“I had the vision that I wanted to do some amazing things surrounded by culinary,” Maxcel Hardy, a self-proclaimed “chef for the stars,” tells BLAC.
Born on Detroit’s west side, Hardy grew up in a food-loving family and took that passion into his career. In his early teens, Hardy’s family moved and he attended Wharton High School in Tampa, Florida, where he joined their culinary arts program. Due to his growing skills in the kitchen he was presented with a scholarship to attend Johnson & Wales University in Miami.
After graduation, Hardy built his brand – Chef Max Miami, Chef Max New York and Chef Max Los Angeles – and served his creations to R&B and hip-hop artists, actors, professional athletes and dignitaries. His catering company specializes in bringing flavors from all over the world – Caribbean, Asian, French – all mixed with American flair and prepared kosher if necessary. From 2009 to 2014, Hardy was the exclusive full-time chef for New York Knicks’ Amar’e Stoudemire, and the pair co-authored a cookbook, Cooking with Amar’e: 100 Easy Recipes for Pros and Rookies in the Kitchen.
But with his career at its height, Chef Max says it was time to come back home. “It’s always been a vision for me to come back to the city.”
Hardy teamed up with UAW-Ford to form a culinary program to teach young adults and children a healthier way of eating and living. This month, he opens an Asian and Caribbean restaurant at the Detroit ShipYard, a shipping-container development in the Cass Corridor, called COOP.
He’s also partnering with local poultry farms in the city with the goal of getting Detroiters back in the habit of going to where the products are, straying from chain grocery stores in favor of farm-to-table practices. And, practicing what he preaches, Hardy bought a plot of land on the east side to start a garden; he’ll be working with high school students to show them the ways of a chef in and out of a kitchen.
Keeping busy is a challenge, he admits. “To wear so many hats outside of being a chef – worrying about food cost, worrying about labor cost – the business side the world doesn’t see is a tough part about being a chef,” Hardy says. “It’s a long, grueling day – a 12- to 16-hour work day for most chefs.”

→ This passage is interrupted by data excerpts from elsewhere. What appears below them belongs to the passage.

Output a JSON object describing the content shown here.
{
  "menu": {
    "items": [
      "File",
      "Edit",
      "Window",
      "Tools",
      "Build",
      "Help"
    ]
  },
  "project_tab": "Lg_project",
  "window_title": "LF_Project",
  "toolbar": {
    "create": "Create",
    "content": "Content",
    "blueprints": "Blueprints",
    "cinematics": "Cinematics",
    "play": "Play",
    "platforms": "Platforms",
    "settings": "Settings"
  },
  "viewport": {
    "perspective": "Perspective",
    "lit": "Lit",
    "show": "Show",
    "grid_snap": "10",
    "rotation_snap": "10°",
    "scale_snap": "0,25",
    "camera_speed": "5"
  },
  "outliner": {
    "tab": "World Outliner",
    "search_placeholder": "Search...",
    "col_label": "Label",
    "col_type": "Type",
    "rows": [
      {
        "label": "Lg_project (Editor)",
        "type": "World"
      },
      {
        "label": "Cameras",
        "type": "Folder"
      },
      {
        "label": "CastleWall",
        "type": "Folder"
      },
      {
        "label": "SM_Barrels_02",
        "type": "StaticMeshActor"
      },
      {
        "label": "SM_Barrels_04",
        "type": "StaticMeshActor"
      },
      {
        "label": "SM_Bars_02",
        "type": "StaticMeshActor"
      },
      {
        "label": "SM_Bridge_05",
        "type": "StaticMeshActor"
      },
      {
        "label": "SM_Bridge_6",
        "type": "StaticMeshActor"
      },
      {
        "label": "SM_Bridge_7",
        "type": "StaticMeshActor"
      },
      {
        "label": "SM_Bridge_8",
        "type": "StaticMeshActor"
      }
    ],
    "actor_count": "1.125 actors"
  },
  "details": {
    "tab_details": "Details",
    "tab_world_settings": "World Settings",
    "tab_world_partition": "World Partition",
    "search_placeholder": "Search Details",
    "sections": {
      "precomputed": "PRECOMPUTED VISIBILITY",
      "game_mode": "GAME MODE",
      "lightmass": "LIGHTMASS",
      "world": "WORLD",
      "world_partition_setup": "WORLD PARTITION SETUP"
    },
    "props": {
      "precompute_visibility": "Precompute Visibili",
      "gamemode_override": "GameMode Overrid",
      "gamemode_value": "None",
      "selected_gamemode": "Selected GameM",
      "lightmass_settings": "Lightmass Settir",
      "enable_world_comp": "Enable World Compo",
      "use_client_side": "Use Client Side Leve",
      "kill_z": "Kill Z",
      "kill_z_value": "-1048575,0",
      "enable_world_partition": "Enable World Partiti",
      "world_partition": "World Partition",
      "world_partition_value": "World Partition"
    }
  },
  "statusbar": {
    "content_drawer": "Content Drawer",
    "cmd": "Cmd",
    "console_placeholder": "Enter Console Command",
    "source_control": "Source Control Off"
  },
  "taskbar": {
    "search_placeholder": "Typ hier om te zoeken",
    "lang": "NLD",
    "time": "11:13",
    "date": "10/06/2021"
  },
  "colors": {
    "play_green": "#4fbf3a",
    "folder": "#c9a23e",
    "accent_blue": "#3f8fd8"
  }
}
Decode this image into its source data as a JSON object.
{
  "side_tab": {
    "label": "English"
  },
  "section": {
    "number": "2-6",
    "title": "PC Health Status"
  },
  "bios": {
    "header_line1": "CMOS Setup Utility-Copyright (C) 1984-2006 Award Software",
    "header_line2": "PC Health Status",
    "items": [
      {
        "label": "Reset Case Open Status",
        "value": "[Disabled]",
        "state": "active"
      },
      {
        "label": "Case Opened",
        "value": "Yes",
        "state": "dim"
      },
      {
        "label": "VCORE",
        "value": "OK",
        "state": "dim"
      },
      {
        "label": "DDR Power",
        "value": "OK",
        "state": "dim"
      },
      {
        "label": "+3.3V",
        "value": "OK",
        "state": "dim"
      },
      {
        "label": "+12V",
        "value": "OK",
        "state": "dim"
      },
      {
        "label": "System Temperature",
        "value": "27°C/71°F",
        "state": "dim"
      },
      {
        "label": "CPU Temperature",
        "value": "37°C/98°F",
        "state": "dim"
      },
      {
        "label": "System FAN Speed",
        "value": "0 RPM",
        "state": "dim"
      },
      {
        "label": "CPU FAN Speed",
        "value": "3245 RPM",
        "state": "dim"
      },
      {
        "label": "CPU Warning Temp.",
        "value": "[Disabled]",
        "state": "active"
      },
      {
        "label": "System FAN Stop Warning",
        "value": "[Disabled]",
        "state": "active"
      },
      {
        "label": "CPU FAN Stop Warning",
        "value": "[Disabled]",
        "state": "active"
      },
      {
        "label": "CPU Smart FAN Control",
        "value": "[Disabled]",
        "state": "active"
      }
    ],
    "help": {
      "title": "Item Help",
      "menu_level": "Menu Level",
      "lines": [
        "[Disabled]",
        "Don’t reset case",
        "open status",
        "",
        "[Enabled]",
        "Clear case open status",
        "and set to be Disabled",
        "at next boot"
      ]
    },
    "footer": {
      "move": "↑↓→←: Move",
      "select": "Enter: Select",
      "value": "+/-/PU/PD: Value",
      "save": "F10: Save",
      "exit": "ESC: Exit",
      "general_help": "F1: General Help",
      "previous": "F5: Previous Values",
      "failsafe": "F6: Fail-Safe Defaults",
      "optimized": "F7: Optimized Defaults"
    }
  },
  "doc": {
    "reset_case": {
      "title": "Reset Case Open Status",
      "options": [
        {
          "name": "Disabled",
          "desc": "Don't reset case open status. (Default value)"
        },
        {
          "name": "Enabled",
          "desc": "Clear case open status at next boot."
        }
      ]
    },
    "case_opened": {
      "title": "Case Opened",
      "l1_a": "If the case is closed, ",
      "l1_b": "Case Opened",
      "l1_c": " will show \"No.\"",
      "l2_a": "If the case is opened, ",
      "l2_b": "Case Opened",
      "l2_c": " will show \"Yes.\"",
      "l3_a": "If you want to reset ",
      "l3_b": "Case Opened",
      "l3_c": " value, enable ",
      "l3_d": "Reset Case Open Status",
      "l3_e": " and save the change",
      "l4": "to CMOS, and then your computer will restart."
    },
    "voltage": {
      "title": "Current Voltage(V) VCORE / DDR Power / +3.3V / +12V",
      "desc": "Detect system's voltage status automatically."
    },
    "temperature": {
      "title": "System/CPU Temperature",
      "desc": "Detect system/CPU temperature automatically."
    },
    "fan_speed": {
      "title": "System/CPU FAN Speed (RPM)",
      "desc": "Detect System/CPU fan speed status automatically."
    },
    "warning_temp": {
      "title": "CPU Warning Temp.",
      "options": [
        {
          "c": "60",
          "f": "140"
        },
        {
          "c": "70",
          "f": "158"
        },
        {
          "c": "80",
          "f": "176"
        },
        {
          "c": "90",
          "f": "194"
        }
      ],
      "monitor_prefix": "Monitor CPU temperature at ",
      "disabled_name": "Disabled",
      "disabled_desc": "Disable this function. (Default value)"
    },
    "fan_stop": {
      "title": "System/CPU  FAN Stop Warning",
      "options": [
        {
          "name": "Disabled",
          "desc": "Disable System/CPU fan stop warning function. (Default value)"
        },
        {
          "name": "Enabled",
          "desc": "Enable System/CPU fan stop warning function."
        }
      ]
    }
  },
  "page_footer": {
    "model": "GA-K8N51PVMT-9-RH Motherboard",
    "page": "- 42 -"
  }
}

Hardy stays motivated, but he’s seen others falter. “The downside to being a chef, the real side to being a chef, is that there’s a lot of alcoholics, there’s a lot of drug addicts. There’s a lot of chefs that don’t have families because they work so much.”
To stay on track, Hardy keeps mentorship at the forefront. He has “three P’s” he shares with protégés: “prepare, plan and purchase” – that’s planning your meals out the week before, preparing your meals in a healthier way and purchasing from trusted vendors.
In the next five years, Chef Max hopes to open four more restaurants. He is also in the process of starting a new foundation called Spark the Change, which he hopes will bring together 25 chefs to open the dialogue about the concerns inner-city families face regarding law enforcement.
“It’s easier to talk about hard issues while breaking bread over a good meal,” he says.